Wednesday, December 3, 2008

Hard copy vs. electronic applications

I applied for a job that asked for hard copies. Since it's such a pain to do that and it costs more to have the dossier service send hard copy, I always send the application in electronic copy and ask if they would like a hard copy as well. I have yet to have anyone ask for the hard copy, and I've gotten interviews from these applications, so I know someone is reading them. I was the runner-up to a tenure-track job at a good school under these circumstances, in fact.

I thought my record was broken when I got the mail:

Thanks for expressing your interest in our [position]. We are very much looking forward to reading your work. We can only accept applications in hard copy, so I encourage you to send it to me later this week; in the meantime, I will hold your electronic copy.
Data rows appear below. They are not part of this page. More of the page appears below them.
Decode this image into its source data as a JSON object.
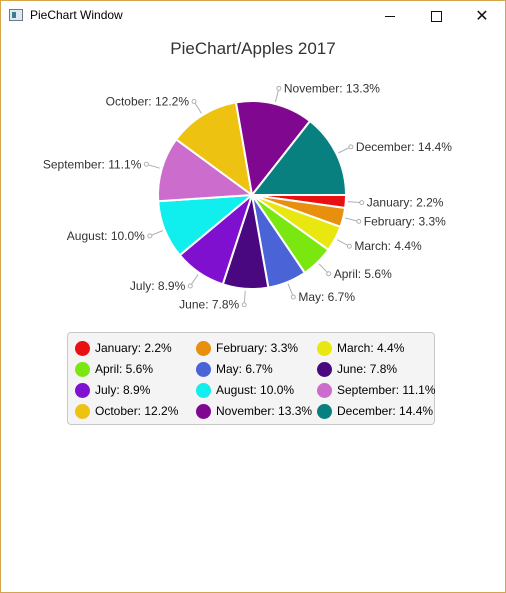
{
  "window": {
    "title": "PieChart Window"
  },
  "chart_data": {
    "type": "pie",
    "title": "PieChart/Apples 2017",
    "legend_position": "bottom",
    "slices": [
      {
        "label": "January",
        "value": 2.2,
        "text": "January: 2.2%",
        "color": "#e81010"
      },
      {
        "label": "February",
        "value": 3.3,
        "text": "February: 3.3%",
        "color": "#e8900e"
      },
      {
        "label": "March",
        "value": 4.4,
        "text": "March: 4.4%",
        "color": "#e8e810"
      },
      {
        "label": "April",
        "value": 5.6,
        "text": "April: 5.6%",
        "color": "#7ae810"
      },
      {
        "label": "May",
        "value": 6.7,
        "text": "May: 6.7%",
        "color": "#4a64d8"
      },
      {
        "label": "June",
        "value": 7.8,
        "text": "June: 7.8%",
        "color": "#4a0880"
      },
      {
        "label": "July",
        "value": 8.9,
        "text": "July: 8.9%",
        "color": "#8010d0"
      },
      {
        "label": "August",
        "value": 10.0,
        "text": "August: 10.0%",
        "color": "#10eeee"
      },
      {
        "label": "September",
        "value": 11.1,
        "text": "September: 11.1%",
        "color": "#cc6ccc"
      },
      {
        "label": "October",
        "value": 12.2,
        "text": "October: 12.2%",
        "color": "#eec210"
      },
      {
        "label": "November",
        "value": 13.3,
        "text": "November: 13.3%",
        "color": "#800890"
      },
      {
        "label": "December",
        "value": 14.4,
        "text": "December: 14.4%",
        "color": "#088080"
      }
    ]
  }
}
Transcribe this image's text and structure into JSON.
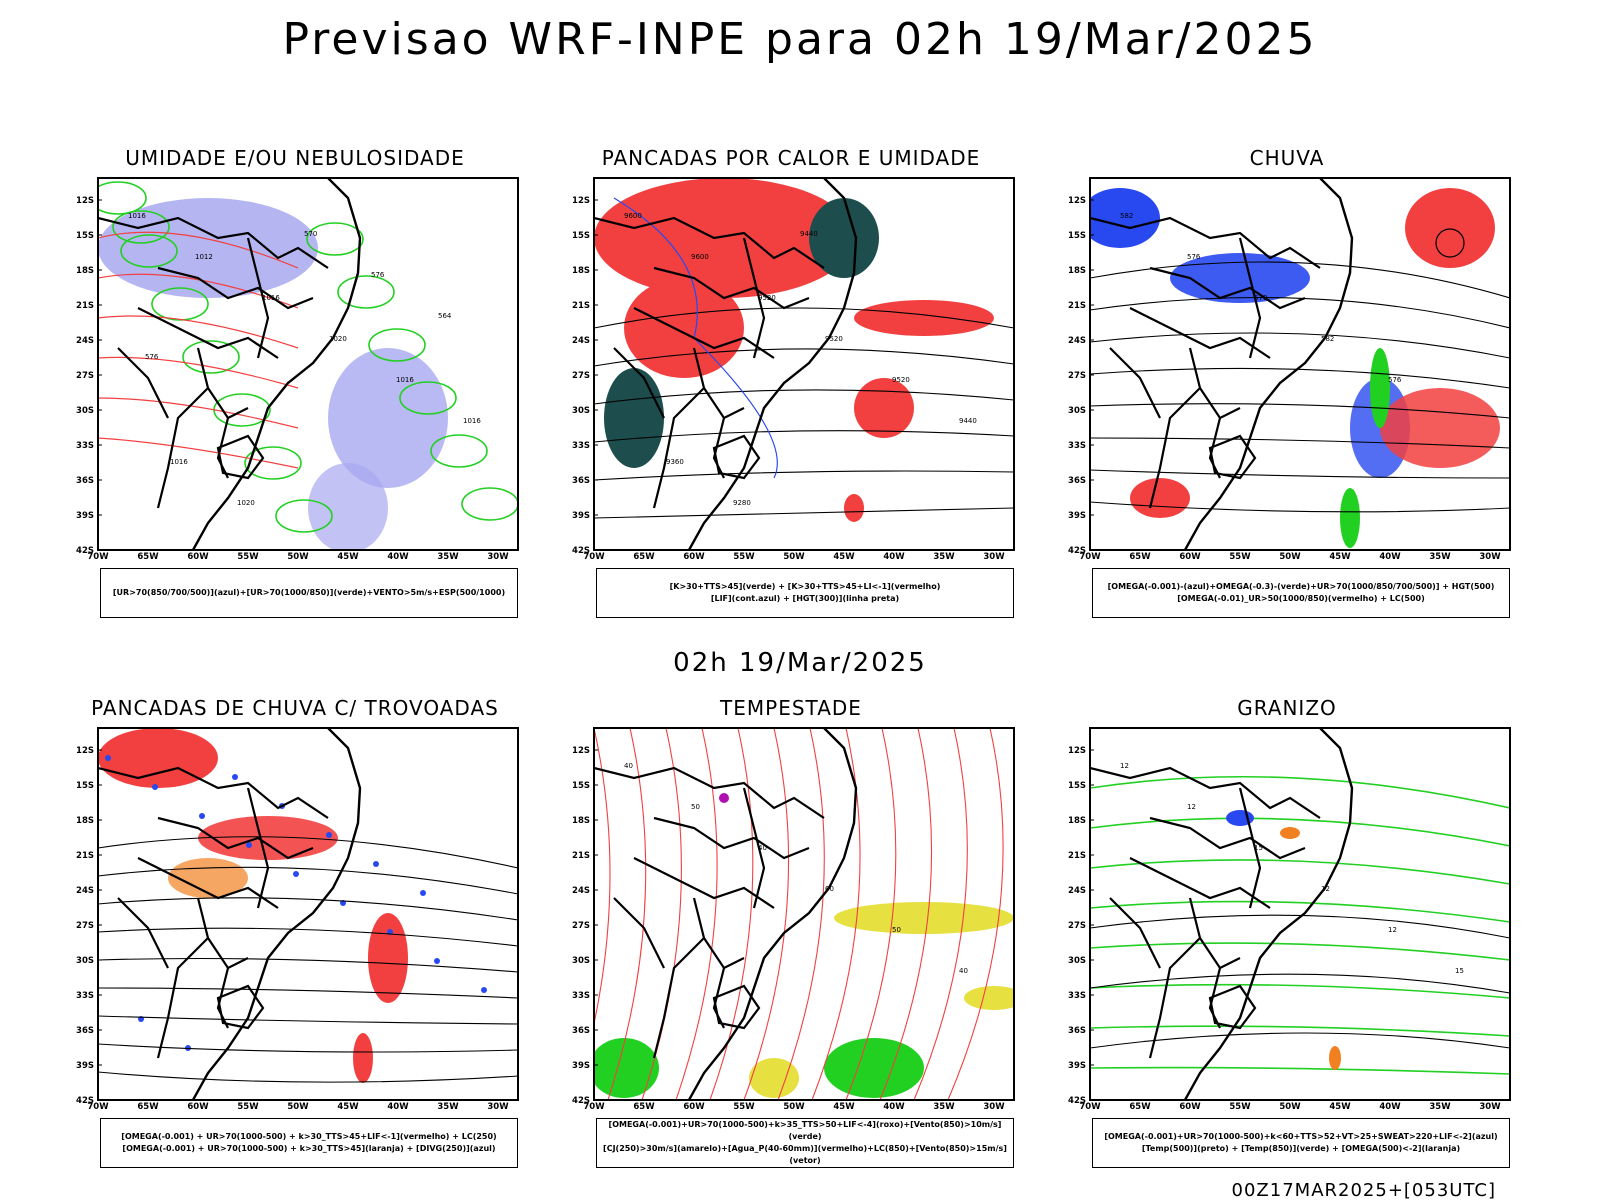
{
  "header": {
    "title": "Previsao WRF-INPE  para 02h 19/Mar/2025"
  },
  "middle": {
    "date": "02h 19/Mar/2025"
  },
  "footer": {
    "run": "00Z17MAR2025+[053UTC]"
  },
  "axes": {
    "lat": [
      "12S",
      "15S",
      "18S",
      "21S",
      "24S",
      "27S",
      "30S",
      "33S",
      "36S",
      "39S",
      "42S"
    ],
    "lon": [
      "70W",
      "65W",
      "60W",
      "55W",
      "50W",
      "45W",
      "40W",
      "35W",
      "30W"
    ]
  },
  "colors": {
    "red": "#f24040",
    "blue": "#2848f0",
    "green": "#22d022",
    "lavender": "#a8a8f0",
    "darkteal": "#1e4d4d",
    "yellow": "#e6e040",
    "orange": "#f08020",
    "purple": "#b010b0"
  },
  "panels": [
    {
      "title": "UMIDADE E/OU NEBULOSIDADE",
      "legend": [
        "[UR>70(850/700/500)](azul)+[UR>70(1000/850)](verde)+VENTO>5m/s+ESP(500/1000)"
      ],
      "labels": [
        "1016",
        "1012",
        "1016",
        "1020",
        "1016",
        "1016",
        "1016",
        "1020",
        "570",
        "576",
        "564",
        "576"
      ]
    },
    {
      "title": "PANCADAS POR CALOR E UMIDADE",
      "legend": [
        "[K>30+TTS>45](verde) + [K>30+TTS>45+LI<-1](vermelho)",
        "[LIF](cont.azul) + [HGT(300)](linha preta)"
      ],
      "labels": [
        "9600",
        "9600",
        "9520",
        "9520",
        "9520",
        "9440",
        "9360",
        "9280",
        "9440"
      ]
    },
    {
      "title": "CHUVA",
      "legend": [
        "[OMEGA(-0.001)-(azul)+OMEGA(-0.3)-(verde)+UR>70(1000/850/700/500)] + HGT(500)",
        "[OMEGA(-0.01)_UR>50(1000/850)(vermelho) + LC(500)"
      ],
      "labels": [
        "582",
        "576",
        "570",
        "582",
        "576"
      ]
    },
    {
      "title": "PANCADAS DE CHUVA C/ TROVOADAS",
      "legend": [
        "[OMEGA(-0.001) + UR>70(1000-500) + k>30_TTS>45+LIF<-1](vermelho) + LC(250)",
        "[OMEGA(-0.001) + UR>70(1000-500) + k>30_TTS>45](laranja) + [DIVG(250)](azul)"
      ],
      "labels": []
    },
    {
      "title": "TEMPESTADE",
      "legend": [
        "[OMEGA(-0.001)+UR>70(1000-500)+k>35_TTS>50+LIF<-4](roxo)+[Vento(850)>10m/s](verde)",
        "[CJ(250)>30m/s](amarelo)+[Agua_P(40-60mm)](vermelho)+LC(850)+[Vento(850)>15m/s](vetor)"
      ],
      "labels": [
        "40",
        "50",
        "40",
        "60",
        "50",
        "40"
      ]
    },
    {
      "title": "GRANIZO",
      "legend": [
        "[OMEGA(-0.001)+UR>70(1000-500)+k<60+TTS>52+VT>25+SWEAT>220+LIF<-2](azul)",
        "[Temp(500)](preto) + [Temp(850)](verde) + [OMEGA(500)<-2](laranja)"
      ],
      "labels": [
        "12",
        "12",
        "15",
        "12",
        "12",
        "15"
      ]
    }
  ]
}
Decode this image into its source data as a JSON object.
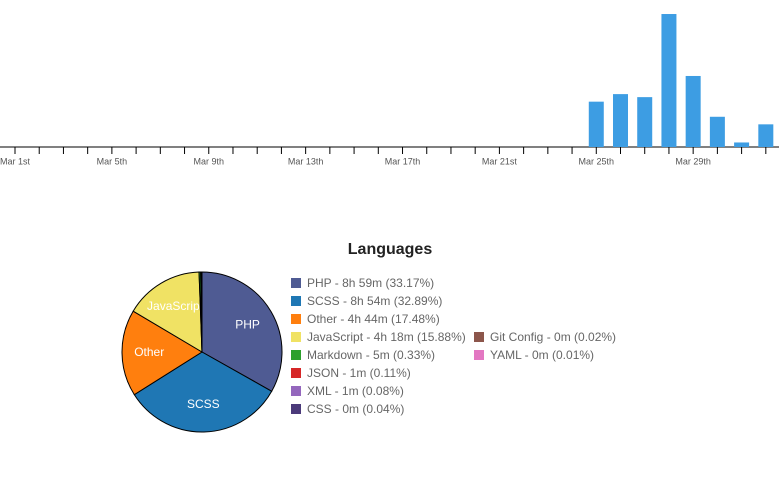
{
  "chart_data": [
    {
      "type": "bar",
      "categories": [
        "Mar 1st",
        null,
        null,
        null,
        "Mar 5th",
        null,
        null,
        null,
        "Mar 9th",
        null,
        null,
        null,
        "Mar 13th",
        null,
        null,
        null,
        "Mar 17th",
        null,
        null,
        null,
        "Mar 21st",
        null,
        null,
        null,
        "Mar 25th",
        null,
        null,
        null,
        "Mar 29th",
        null,
        null,
        null
      ],
      "values": [
        0,
        0,
        0,
        0,
        0,
        0,
        0,
        0,
        0,
        0,
        0,
        0,
        0,
        0,
        0,
        0,
        0,
        0,
        0,
        0,
        0,
        0,
        0,
        0,
        3.0,
        3.5,
        3.3,
        8.8,
        4.7,
        2.0,
        0.3,
        1.5
      ],
      "color": "#3d9de3",
      "ylim": [
        0,
        9
      ]
    },
    {
      "type": "pie",
      "title": "Languages",
      "categories": [
        "PHP",
        "SCSS",
        "Other",
        "JavaScript",
        "Markdown",
        "JSON",
        "XML",
        "CSS",
        "Git Config",
        "YAML"
      ],
      "values": [
        33.17,
        32.89,
        17.48,
        15.88,
        0.33,
        0.11,
        0.08,
        0.04,
        0.02,
        0.01
      ],
      "legend_labels": [
        "PHP - 8h 59m (33.17%)",
        "SCSS - 8h 54m (32.89%)",
        "Other - 4h 44m (17.48%)",
        "JavaScript - 4h 18m (15.88%)",
        "Markdown - 5m (0.33%)",
        "JSON - 1m (0.11%)",
        "XML - 1m (0.08%)",
        "CSS - 0m (0.04%)",
        "Git Config - 0m (0.02%)",
        "YAML - 0m (0.01%)"
      ],
      "colors": [
        "#4f5b93",
        "#1f77b4",
        "#ff7f0e",
        "#f0e264",
        "#2ca02c",
        "#d62728",
        "#9467bd",
        "#4b3a7a",
        "#8c564b",
        "#e377c2"
      ]
    }
  ]
}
So I wrote that on my to do list, and had been home from Thanksgiving for several hours when I got an email that the administrator's computer had crashed. She needs all the applications again, and I can send by email or FedEx the hard copy. As if those are budgetarily the same thing. I resent my email.

The response then came: "Perfect! We're all set, [New Postdoc]. Many thanks."

So it looks like I don't need to send a hard copy, after all.

My record remains perfect. I am guessing that since I sent it on the deadline, the committee wanted to meet right away and needed the applications right then.